Not a single female voice. So sad.

Author: Bob Robinson said...

Tony,
That's a good observation. I'll have to ask Alissa Wilkinson, the associate editor for Comment why she did not include any female voices in this anthology.

It's not that Comment Magazine doesn't publish a lot of female writers.
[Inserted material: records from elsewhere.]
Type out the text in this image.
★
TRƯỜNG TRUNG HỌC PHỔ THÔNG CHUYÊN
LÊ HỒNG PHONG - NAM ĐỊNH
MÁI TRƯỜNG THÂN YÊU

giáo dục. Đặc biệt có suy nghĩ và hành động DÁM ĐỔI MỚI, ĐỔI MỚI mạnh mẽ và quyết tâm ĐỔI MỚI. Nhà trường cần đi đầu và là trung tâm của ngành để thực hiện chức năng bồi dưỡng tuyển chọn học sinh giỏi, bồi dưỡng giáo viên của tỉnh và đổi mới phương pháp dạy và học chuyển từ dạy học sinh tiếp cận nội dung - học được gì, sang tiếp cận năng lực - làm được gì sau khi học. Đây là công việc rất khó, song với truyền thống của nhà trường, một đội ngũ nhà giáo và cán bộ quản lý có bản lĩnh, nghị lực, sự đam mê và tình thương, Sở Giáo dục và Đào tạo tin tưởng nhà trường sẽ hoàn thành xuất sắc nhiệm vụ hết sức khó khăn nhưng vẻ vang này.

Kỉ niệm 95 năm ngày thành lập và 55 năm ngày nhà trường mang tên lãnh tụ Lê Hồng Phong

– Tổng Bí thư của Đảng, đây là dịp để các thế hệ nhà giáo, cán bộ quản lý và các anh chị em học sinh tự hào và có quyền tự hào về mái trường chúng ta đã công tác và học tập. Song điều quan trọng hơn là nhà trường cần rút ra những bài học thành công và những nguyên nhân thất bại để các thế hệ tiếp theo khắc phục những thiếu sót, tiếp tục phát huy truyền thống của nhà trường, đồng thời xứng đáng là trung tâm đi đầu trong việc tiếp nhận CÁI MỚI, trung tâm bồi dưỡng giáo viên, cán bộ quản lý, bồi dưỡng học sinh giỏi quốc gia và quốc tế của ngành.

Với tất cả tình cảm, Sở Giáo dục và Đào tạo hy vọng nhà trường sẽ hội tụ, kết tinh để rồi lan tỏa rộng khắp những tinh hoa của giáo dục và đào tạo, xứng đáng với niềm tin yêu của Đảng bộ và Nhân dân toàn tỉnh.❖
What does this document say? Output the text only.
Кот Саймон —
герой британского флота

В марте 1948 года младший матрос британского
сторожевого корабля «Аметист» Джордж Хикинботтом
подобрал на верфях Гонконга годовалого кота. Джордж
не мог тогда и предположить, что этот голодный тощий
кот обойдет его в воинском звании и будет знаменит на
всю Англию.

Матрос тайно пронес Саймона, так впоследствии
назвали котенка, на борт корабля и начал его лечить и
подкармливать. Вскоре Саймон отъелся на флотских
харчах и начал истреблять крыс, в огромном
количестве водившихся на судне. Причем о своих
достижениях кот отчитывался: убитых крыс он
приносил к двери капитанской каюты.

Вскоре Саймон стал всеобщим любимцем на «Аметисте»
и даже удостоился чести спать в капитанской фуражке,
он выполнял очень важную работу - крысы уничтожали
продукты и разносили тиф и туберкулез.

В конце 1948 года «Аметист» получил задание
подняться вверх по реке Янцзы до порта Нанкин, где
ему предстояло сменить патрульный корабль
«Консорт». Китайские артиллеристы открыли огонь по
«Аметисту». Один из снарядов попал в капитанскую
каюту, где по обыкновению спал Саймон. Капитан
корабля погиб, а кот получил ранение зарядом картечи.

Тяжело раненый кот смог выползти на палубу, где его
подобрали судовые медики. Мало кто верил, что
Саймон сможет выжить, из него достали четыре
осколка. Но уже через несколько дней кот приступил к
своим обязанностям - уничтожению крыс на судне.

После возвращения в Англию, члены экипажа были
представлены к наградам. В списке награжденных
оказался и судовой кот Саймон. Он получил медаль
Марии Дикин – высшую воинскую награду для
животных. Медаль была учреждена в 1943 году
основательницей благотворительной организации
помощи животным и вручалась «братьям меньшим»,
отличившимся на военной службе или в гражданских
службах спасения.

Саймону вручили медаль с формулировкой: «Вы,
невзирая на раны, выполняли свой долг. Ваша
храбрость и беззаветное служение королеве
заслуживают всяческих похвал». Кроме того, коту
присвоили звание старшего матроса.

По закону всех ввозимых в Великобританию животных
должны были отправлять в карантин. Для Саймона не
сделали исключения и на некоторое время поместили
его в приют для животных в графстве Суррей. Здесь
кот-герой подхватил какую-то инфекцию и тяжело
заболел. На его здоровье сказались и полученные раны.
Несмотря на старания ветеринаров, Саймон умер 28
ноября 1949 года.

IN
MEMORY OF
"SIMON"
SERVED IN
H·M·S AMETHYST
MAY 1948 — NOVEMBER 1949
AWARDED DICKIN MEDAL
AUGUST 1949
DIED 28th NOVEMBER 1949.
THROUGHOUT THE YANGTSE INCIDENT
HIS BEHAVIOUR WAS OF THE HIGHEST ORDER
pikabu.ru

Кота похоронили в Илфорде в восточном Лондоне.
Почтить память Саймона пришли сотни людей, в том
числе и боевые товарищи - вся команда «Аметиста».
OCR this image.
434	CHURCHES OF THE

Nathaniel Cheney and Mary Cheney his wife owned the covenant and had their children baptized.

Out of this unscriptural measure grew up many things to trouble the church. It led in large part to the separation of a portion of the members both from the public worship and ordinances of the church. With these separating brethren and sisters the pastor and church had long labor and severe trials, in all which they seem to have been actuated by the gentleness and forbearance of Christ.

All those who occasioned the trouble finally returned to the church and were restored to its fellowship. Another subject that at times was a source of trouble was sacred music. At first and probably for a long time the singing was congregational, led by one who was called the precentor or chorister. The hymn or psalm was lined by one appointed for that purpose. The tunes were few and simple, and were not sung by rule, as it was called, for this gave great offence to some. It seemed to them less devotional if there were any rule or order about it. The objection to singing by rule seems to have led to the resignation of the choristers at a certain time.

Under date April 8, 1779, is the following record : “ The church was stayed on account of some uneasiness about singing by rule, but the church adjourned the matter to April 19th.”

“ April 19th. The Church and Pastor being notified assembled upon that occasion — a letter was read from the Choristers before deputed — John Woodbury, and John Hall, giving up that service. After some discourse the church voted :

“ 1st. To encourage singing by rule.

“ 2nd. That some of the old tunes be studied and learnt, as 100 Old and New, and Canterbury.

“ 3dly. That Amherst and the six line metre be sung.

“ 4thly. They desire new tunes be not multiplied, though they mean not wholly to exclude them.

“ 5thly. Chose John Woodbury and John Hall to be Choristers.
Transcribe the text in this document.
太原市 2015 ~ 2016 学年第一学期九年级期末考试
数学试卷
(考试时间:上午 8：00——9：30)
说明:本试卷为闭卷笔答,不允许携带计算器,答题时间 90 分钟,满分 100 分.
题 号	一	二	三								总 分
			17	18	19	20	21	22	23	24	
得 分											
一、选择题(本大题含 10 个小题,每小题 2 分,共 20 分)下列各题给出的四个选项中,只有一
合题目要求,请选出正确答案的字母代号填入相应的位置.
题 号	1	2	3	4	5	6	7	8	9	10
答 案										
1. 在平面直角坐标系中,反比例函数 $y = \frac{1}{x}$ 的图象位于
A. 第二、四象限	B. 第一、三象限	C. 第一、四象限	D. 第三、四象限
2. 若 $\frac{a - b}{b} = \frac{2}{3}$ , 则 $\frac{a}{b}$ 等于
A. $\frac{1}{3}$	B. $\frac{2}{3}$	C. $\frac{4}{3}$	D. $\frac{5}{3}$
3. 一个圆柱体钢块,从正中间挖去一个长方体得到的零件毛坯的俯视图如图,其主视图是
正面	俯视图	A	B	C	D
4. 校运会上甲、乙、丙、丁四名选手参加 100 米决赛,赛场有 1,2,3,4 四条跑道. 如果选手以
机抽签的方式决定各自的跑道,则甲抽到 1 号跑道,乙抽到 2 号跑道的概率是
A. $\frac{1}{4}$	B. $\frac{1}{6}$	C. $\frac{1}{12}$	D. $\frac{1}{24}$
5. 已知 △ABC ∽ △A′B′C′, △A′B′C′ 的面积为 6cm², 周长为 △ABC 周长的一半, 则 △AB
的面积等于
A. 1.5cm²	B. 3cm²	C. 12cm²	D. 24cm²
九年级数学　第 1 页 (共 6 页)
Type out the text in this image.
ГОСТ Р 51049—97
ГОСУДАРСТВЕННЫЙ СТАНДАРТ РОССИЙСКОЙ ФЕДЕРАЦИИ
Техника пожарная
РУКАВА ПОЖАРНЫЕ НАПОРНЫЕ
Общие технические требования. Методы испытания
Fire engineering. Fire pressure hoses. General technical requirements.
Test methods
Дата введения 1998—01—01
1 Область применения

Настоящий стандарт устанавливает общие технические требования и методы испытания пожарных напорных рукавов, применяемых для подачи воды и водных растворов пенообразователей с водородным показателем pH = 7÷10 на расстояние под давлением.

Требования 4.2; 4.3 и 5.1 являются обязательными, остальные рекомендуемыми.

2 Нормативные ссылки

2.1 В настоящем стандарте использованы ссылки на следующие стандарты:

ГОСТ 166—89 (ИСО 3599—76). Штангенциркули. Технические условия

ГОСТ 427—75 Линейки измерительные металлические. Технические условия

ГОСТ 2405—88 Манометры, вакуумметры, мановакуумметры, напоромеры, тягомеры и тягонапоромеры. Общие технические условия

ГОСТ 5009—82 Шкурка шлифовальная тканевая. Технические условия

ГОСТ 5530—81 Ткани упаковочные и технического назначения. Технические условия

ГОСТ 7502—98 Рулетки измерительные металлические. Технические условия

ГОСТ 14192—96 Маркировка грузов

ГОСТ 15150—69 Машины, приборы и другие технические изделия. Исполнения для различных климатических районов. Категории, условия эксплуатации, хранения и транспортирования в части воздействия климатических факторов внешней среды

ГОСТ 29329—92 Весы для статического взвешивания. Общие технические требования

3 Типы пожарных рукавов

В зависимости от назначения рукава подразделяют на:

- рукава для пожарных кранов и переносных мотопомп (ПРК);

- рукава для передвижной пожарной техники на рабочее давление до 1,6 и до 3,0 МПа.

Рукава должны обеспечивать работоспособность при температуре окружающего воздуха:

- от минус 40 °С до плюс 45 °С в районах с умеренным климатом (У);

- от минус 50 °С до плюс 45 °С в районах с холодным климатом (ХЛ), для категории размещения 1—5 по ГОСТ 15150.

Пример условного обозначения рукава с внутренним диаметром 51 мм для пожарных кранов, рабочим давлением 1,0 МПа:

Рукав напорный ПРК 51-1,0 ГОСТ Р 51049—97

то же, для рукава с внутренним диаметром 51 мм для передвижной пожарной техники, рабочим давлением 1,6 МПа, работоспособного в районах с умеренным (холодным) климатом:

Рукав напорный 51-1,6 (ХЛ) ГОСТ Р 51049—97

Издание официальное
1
Just a quick review of the alphabetical list of contributors in their archives reveals that in recent issues, they've featured Nicole Baker Fulgham of Teach For America, Deborah Bowen of Redeemer University College, Anna Broadway who wrote the book Sexless in the City, Ellie Clitheroe who is President of Prison Fellowship Canada, Christina Crook who is editor of the Arts & Cultural Guide to British Columbia, Janel Curry of Calvin College, Janet Epp Buckingham of Trinity Western University and the Laurentian Leadership Centre, Luann Purcell Jennings of Redeemer Presbyterian Church, Katherine Leary who is the director of the Redeemer's Center for Faith and Work, Kelly Monroe Kullberg of The Veritas Forum, Nancy Pearcey of Philadelphia Biblical University, Abbie Smith who wrote Can You Keep Your Faith in College?, Rebecca Tirrell Talbot of Concordia University Chicago and North Park University, Kirstin Vander Giessen-Reitsma of *culture is not optional, and Bethany Warren of Beaver Falls Coffee & Tea Company, along with many artistic contributions from women.